Last October, in response to the outrage provoked by "structuring" cases in which the government took people's money because their bank deposits were too small, the IRS said it would no longer do that unless there was evidence that the money came from an illegal source. In March the Justice Department announced a similar policy for seizures based on structuring, which entails making deposits of less than $10,000 with the intent of evading bank reporting requirements. Yet both the IRS and the DOJ are continuing to pursue the forfeiture of $107,000 that belongs to Lyndon McLellan, the owner of a convenience store in rural North Carolina, based on nothing but suspicion of structuring.
As in other structuring cases, McLellan lost his money because of well-intentioned but bad advice from a bank teller. The teller told McLellan's niece, who usually handled L&M Convenience Mart's deposits, she could save the bank burdensome paperwork by keeping the deposits below $10,000, the reporting threshold. Based on the resulting pattern of deposits, the IRS cleaned out McLellan's bank account a year ago, even though there was no evidence that the money came from anything other than his perfectly legal business, which combines a store with a gas station and restaurant. The Institute for Justice, which is suing the IRS and the DOJ on McLellan's behalf, notes that "the government filed its forfeiture complaint in December 2014, two months after the IRS announced it would not forfeit money in cases like this one."
This is not the first time the IRS has seemed to violate its new policy, and the contradiction did not go unnoticed. On February 5, IRS Commissioner John Koskinen testified before the oversight subcommittee of the House Ways and Means Committee. Prior to the hearing, I.J. provided legislators with copies of the seizure affidavit and forfeiture complaint in McLellan's case. Without naming McLellan, Rep. George Holding (R-N.C.), a former U.S. attorney, asked Koskinen about the seizure:
Holding: Are you saying that under the new policy, you have to aver that we have probable cause to believe an illegal act is taking place other than the act of structuring?
Holding: You sure about that?
Koskinen: That's what I'm advised by the people who run the Criminal Investigation Division.
Holding: The staff pulled for me a case from North Carolina, from my former prosecutorial district, after your policy change. And I've read through the affidavit and the associated documents. There's no allegation of illegal activity, other than the act of structuring…
Koskiken: If that case exists, it's not following the policy.
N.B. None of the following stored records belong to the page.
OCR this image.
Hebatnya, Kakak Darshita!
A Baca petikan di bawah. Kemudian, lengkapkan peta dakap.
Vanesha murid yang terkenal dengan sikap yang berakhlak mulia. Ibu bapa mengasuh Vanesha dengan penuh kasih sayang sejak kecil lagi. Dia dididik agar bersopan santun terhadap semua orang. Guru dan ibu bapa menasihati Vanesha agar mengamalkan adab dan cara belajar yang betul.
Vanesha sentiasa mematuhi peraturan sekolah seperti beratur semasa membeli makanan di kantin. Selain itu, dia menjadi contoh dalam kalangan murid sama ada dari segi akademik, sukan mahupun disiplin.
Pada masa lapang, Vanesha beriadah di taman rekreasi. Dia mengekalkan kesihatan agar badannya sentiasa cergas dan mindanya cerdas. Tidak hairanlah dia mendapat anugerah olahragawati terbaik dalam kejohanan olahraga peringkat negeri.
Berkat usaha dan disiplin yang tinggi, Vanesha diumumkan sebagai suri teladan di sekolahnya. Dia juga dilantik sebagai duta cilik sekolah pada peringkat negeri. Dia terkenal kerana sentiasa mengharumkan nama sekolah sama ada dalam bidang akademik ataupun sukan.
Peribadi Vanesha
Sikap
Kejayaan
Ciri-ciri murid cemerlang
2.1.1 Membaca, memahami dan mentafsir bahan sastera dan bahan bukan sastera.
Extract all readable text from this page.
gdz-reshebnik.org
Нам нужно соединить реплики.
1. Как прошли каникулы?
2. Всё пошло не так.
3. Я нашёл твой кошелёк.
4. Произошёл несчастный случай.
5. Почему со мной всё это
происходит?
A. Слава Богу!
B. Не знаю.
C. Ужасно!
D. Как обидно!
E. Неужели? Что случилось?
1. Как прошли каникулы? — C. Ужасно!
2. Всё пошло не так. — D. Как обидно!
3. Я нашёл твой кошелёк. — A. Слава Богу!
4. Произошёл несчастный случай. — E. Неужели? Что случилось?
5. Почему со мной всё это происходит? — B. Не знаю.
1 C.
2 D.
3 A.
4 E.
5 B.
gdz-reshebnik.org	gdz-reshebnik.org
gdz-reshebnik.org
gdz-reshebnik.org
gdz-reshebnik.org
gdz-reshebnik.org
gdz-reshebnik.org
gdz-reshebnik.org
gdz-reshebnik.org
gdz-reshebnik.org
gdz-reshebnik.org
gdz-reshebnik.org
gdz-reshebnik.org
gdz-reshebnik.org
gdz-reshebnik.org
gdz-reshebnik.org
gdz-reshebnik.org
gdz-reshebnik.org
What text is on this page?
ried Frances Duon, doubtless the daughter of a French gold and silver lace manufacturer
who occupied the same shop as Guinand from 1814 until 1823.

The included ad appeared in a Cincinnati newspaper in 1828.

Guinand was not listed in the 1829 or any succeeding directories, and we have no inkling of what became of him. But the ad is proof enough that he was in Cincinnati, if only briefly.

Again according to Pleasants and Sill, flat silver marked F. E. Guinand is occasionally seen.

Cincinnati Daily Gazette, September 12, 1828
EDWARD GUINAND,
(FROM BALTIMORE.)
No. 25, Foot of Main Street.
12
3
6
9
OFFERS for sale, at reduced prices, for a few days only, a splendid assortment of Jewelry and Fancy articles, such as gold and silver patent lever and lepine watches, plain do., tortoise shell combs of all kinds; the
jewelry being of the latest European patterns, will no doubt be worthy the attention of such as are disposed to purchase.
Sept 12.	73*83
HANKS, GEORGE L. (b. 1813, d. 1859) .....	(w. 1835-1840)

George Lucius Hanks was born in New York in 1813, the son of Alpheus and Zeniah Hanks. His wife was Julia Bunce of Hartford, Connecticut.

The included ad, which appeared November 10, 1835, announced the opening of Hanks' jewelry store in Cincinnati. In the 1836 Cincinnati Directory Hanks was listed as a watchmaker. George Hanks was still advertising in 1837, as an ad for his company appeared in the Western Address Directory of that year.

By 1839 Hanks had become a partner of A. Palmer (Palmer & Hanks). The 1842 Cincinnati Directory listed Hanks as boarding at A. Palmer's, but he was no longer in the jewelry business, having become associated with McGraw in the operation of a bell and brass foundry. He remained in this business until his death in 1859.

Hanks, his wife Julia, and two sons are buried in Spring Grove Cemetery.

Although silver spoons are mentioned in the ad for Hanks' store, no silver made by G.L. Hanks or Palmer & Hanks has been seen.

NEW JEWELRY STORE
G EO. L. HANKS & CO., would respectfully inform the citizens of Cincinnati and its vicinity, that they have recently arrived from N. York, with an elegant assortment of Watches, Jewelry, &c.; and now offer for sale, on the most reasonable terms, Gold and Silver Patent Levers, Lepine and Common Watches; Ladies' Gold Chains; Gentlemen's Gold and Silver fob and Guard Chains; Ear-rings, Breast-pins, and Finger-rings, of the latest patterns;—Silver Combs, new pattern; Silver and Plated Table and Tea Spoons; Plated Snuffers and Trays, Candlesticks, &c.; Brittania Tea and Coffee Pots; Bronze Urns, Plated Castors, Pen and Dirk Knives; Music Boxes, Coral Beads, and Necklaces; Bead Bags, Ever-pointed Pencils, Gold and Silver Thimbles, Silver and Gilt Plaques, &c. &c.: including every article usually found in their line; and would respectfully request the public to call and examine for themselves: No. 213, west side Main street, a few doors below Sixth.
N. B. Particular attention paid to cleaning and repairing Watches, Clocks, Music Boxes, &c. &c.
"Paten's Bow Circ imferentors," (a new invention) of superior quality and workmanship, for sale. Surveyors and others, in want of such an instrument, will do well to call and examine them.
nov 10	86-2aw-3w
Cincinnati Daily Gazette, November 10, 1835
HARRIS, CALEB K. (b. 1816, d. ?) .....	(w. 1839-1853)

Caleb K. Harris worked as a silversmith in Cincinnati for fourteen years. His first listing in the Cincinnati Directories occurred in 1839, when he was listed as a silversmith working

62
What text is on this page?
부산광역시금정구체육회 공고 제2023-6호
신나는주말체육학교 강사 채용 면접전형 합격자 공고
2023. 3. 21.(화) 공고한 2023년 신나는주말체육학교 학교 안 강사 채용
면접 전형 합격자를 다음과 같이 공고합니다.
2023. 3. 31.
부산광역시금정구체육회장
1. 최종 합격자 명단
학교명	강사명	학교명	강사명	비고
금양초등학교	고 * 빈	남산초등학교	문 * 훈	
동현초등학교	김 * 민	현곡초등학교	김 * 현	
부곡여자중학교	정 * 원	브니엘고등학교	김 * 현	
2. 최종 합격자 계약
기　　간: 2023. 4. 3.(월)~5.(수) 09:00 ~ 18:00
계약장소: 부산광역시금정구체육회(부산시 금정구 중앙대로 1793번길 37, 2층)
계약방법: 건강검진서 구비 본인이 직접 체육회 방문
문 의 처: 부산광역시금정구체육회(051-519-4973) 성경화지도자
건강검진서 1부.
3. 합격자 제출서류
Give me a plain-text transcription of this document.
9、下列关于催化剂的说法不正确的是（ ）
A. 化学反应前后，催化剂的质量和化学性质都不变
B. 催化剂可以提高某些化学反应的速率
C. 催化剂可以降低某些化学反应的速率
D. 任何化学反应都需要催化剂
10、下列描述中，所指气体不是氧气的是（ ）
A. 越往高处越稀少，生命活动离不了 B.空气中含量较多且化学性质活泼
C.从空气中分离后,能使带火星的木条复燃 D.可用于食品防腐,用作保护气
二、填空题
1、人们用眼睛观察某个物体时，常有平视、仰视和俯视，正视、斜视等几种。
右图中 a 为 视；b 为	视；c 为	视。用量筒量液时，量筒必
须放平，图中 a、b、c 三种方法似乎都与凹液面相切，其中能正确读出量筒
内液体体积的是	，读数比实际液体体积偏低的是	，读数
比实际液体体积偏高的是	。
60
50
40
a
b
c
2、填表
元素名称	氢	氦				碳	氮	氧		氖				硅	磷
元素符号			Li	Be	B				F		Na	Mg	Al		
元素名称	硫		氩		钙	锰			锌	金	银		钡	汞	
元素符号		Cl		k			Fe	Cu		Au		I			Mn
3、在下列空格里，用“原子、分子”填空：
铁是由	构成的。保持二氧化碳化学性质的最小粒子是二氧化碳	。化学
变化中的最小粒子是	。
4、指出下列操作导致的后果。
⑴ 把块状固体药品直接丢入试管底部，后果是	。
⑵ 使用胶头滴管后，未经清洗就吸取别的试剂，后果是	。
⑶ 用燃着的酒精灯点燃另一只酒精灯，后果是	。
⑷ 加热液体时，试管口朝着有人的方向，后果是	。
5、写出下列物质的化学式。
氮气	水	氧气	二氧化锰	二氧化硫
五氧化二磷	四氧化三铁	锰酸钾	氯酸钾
Once Koskinen's position came to the attention of Steve West, the federal prosecutor handling the case, the government apologized and gave McLellan his money back. Just kidding. Actually, West was pissed off that someone had dared to share documents from the case with members of Congress. After McLellan and his accountant emailed West video of Holding's exchange with Koskinen, the prosecutor responded with a rebuke:
I'm a bit concerned. At your request, I provided you a copy of the application for seizure warrant, which remains under seal with the Court, and now it appears it has been made available to a congressional committee? I do not know who did that, and I am accusing no one, but it was not from our office and could only have come from your clients. That was certainly not my intent in making this available. Whoever made [the document] public may serve their own interest but will not help this particular case.
Your client needs to resolve this or litigate it. But publicity about it doesn't help. It just ratchets up feelings in the agency.
My offer is to return 50% of the money. The offer is good until March 30th COB.
I.J. notes that the rationale for filing seizure documents under seal is to avoid tipping off the owner, lest he take his money and run. But in this case, the seizure had already happened, and the government had provided the documents to McLellan. "Sealed filings are intended to promote legitimate law enforcement interests," I.J. says, "not to allow prosecutors to evade public scrutiny." And it's more than a little unseemly for a prosecutor to imply that the bad feelings caused by such scrutiny might affect the outcome of a case.
Innocent property owners, deprived of the funds they need to run their businesses and pay their lawyers, often end up accepting deals like the one McLellan was offered, figuring half a loaf is better than none. But McLellan, with pro bono help from I.J., is determined to fight. "It took me 13 years to save that much money," he says, "and it took fewer than 13 seconds for the government to take it away."